Q1. You are right.
Q2. The sampling interval in both directions is $6{\rm \mu\,m}$. This yields the peak frequency of the Fourier transform in each case: namely $2\pi/(6\times 10^6)\,{\rm rad\,m^{-1}}$. Note that the Nyquist frequency is half this: the signal is uniquely determined by the samples as long as it is bandlimited to below the Nyquist frequency: the frequency "folds" around the Nyquist frequency so that the FT points above the Nyquist frequency are actually the superposition weights for negative frequency Fourier components. For real valued signals like yours, these negative frequency weights are complex conjugates of the corresponding positive frequency ones, so that they are redundant information. The resolution of the Fourier transform gives frequency spacing. You will almost certainly be doing a radix 2 fast Fourier transform, so you'll need to pad your image out with noughts to make its resolution $2^{N_x}\times 2^{N_y}$ i.e. the resolution components are whole number powers of two. If you have software that doesn't need you to do this, it will almost certainly be doing this automatically for you. So let's assume you embed the image centrally in either a $512\times 1024$ or $1024\times 1024$ complex dataset. In the first case, your frequency samples will be spaced at $2\pi/(512\times6\times 10^6)\,{\rm rad\,m^{-1}}$ in the 512 samples direction and $2\pi/(1024\times6\times 10^6)\,{\rm rad\,m^{-1}}$ in the other. In the $1024\times1024$ case, the frequency spacing is $2\pi/(1024\times6\times 10^6)\,{\rm rad\,m^{-1}}$ in both directions.
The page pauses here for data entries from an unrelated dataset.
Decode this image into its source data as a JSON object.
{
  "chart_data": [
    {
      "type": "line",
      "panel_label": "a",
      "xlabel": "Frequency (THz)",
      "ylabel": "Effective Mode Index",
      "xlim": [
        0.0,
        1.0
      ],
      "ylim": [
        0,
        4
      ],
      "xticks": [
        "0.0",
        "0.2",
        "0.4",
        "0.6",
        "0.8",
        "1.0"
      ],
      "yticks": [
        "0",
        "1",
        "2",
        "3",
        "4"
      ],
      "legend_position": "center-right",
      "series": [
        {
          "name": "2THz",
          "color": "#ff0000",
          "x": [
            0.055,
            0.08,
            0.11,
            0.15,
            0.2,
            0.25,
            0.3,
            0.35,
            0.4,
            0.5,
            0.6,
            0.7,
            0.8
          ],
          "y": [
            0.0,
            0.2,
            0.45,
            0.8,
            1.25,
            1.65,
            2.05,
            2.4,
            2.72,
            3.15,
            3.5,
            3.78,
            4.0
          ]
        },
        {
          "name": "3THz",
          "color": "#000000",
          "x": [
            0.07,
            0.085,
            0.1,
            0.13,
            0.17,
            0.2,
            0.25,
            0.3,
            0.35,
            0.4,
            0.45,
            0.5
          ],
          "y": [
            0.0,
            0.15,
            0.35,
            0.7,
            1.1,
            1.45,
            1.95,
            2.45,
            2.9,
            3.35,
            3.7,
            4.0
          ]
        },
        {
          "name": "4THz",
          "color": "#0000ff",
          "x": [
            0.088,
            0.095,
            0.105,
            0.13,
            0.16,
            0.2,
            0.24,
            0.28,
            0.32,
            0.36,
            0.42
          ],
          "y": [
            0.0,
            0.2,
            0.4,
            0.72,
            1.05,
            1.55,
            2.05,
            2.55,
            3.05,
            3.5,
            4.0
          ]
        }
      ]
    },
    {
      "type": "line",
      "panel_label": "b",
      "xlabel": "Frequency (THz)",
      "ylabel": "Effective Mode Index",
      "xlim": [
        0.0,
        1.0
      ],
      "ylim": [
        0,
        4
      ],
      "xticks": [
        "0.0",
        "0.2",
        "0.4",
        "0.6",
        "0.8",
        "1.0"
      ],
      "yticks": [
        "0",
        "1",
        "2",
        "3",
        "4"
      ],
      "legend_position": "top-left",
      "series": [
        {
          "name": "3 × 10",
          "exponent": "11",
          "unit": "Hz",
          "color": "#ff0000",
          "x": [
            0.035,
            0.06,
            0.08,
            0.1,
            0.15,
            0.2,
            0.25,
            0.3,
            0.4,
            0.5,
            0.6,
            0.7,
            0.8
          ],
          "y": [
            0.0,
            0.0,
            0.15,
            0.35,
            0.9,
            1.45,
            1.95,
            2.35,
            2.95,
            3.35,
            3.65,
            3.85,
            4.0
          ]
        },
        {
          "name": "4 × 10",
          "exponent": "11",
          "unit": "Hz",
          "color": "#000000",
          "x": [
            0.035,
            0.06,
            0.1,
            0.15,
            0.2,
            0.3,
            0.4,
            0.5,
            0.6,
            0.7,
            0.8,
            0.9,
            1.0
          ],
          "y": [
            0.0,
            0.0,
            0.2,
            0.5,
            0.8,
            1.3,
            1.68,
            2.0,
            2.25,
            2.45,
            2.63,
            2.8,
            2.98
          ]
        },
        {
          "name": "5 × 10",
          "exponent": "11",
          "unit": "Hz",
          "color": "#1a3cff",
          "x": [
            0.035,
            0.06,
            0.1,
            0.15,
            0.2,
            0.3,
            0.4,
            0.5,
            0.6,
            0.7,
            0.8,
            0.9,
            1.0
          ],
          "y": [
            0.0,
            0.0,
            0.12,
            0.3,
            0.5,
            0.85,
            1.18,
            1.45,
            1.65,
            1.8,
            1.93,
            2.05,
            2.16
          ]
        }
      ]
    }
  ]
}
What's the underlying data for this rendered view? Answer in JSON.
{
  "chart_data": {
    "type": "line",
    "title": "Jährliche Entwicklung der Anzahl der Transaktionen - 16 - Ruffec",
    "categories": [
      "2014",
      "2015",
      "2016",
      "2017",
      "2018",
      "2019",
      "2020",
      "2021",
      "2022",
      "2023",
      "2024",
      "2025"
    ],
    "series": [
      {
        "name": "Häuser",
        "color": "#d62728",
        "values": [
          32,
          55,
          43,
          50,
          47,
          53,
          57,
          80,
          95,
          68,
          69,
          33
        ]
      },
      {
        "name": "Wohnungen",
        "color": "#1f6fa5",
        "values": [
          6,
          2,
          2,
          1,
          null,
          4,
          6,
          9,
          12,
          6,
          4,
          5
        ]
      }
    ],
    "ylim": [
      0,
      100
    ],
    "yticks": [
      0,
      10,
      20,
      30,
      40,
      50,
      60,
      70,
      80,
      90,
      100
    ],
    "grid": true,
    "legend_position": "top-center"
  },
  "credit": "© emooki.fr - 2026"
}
Q3. This question has no definite answer. I would use an "experimental" approach. Set up a signal processing sequence that takes the FFT, set all the components at spatial frequencies higher that a cutoff value to nought and transform back with an inverse FFT. You'll see a smoothed image. Try lowering the cutoff frequency and see how far you can go and still keep the image "understandable", i.e. sharply enough resolved to make out the "meaningful" details. (Ask yourself, "Does the image still mean the same thing for practical purposes". From your frequency spread graphs, it looks as though this bandwidth will be somewhere between about 0.05 and 0.1 on your horizontal axis: this is the bandwidth above which the Fourier weights are between 2 and 3 orders of magnitude smaller than the lowest frequency components.